I have two recordings of Doc from 1964, the self titled LP you mention and another called "The Essential Doc Watson" which says "copyright 1973" but was a recording of a live performance at The Newport Folk Festivals of 1963 &1964. The live recording features Doc playing solo and he is close to but not quite in Eb, slightly sharp. My guess would be he didn't tune up to a pitch pipe or tuning fork of those times and is slightly over A440 and playing Eb/capo 3 in C, or possibly in the then mechanical process of pressing the record the speed of the source recording was just a little bit fast and pushed the pitch up slightly. The other recording on his self titled LP is in Eb so I'm guessing he probably recorded that one in C and capoed on the third fret. On the pressing I have the guitar is certainly tuned to A440, not sharp as you suggest in your post. As far as I know my record player is running at the correct speed. Also on the previous track(No.6/side A) he is playing guitar and mouth organ and the guitar is perfectly in tune with the mouth organ so for him to be out of concert pitch the mouth organ would also have to be out to the same degree; extremely unlikely. There is some fine back up there on Black Mountain Rag by John Herald from The Greenbriar Boys. I don't know what it was about John Herald but every time he turned up on a recording something magical happened. He had great "touch". Hope this helps.........

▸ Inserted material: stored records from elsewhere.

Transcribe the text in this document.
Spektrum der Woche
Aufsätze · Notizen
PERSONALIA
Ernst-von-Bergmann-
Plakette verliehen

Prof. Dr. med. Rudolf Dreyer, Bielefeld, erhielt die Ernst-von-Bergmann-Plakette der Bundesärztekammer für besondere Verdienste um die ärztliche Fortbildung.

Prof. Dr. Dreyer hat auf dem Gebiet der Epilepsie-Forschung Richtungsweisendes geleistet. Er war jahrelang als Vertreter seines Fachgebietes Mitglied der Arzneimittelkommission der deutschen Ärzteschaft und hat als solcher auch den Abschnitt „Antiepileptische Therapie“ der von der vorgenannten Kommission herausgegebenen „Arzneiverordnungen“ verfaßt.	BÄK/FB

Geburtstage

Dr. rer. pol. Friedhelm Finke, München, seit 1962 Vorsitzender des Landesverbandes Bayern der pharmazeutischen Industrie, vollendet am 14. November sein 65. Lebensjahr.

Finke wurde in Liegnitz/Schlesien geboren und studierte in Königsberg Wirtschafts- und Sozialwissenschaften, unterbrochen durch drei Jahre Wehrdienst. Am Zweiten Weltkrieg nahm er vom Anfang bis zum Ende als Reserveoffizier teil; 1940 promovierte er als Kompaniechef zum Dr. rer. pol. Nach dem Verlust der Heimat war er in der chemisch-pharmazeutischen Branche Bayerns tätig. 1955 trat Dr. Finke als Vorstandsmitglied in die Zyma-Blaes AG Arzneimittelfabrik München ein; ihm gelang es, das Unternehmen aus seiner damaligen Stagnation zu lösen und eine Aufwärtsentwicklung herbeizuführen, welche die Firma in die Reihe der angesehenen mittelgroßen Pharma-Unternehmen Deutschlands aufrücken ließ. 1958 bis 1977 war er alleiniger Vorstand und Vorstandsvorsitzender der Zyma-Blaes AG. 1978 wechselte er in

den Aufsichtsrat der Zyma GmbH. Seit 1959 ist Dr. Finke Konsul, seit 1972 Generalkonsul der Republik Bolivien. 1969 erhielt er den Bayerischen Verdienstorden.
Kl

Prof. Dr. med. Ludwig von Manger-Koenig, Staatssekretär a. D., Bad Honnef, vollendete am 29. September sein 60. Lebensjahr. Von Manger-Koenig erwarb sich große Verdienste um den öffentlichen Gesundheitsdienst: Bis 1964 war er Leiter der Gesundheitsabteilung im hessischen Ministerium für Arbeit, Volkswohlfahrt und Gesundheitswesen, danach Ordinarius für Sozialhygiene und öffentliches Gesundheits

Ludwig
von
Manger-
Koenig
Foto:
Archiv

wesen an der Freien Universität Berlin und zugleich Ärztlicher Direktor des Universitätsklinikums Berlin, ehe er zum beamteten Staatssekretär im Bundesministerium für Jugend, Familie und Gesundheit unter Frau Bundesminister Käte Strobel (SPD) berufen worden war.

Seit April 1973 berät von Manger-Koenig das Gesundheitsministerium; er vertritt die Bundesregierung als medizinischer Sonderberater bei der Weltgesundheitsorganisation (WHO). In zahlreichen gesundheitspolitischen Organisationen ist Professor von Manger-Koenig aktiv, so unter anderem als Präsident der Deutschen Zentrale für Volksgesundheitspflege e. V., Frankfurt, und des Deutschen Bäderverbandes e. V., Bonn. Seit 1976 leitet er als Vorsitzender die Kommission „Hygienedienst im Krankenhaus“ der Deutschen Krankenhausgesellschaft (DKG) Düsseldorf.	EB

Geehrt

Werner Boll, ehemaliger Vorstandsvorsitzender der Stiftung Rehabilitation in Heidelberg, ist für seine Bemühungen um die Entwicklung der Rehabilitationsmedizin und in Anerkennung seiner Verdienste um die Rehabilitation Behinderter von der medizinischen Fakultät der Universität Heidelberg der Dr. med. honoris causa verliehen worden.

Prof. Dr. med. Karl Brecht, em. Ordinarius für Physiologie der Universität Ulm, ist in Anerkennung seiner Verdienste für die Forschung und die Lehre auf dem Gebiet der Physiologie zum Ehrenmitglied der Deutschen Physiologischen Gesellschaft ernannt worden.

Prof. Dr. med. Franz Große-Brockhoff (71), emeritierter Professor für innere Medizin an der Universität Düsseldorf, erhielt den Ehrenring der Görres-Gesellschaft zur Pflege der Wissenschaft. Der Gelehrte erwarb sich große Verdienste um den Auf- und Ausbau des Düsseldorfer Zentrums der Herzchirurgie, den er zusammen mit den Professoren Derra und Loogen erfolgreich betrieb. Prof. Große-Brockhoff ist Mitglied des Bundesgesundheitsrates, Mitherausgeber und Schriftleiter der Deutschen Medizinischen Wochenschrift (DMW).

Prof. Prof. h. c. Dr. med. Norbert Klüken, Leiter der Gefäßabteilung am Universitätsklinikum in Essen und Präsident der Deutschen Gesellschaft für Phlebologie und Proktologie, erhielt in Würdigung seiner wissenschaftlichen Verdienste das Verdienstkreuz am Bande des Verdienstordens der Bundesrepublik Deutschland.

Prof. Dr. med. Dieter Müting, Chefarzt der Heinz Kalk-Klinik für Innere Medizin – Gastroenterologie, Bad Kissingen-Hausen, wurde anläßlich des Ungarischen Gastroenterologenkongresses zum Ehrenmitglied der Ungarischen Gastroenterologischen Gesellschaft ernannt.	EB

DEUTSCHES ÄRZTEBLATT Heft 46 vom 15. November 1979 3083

Sorry for the thread drift Tony, but John Herald's playing was what first got me interested in learning to flat pick the guitar, even before Doc. I first heard him as Ian & Sylvia's back up guitarist, but his playing with Joan Baez, The Greenbriar Boys and The Honkies was brilliant as well.  I believe he is (uncredited) also on Ramblin' Jack Elliott's first album as well.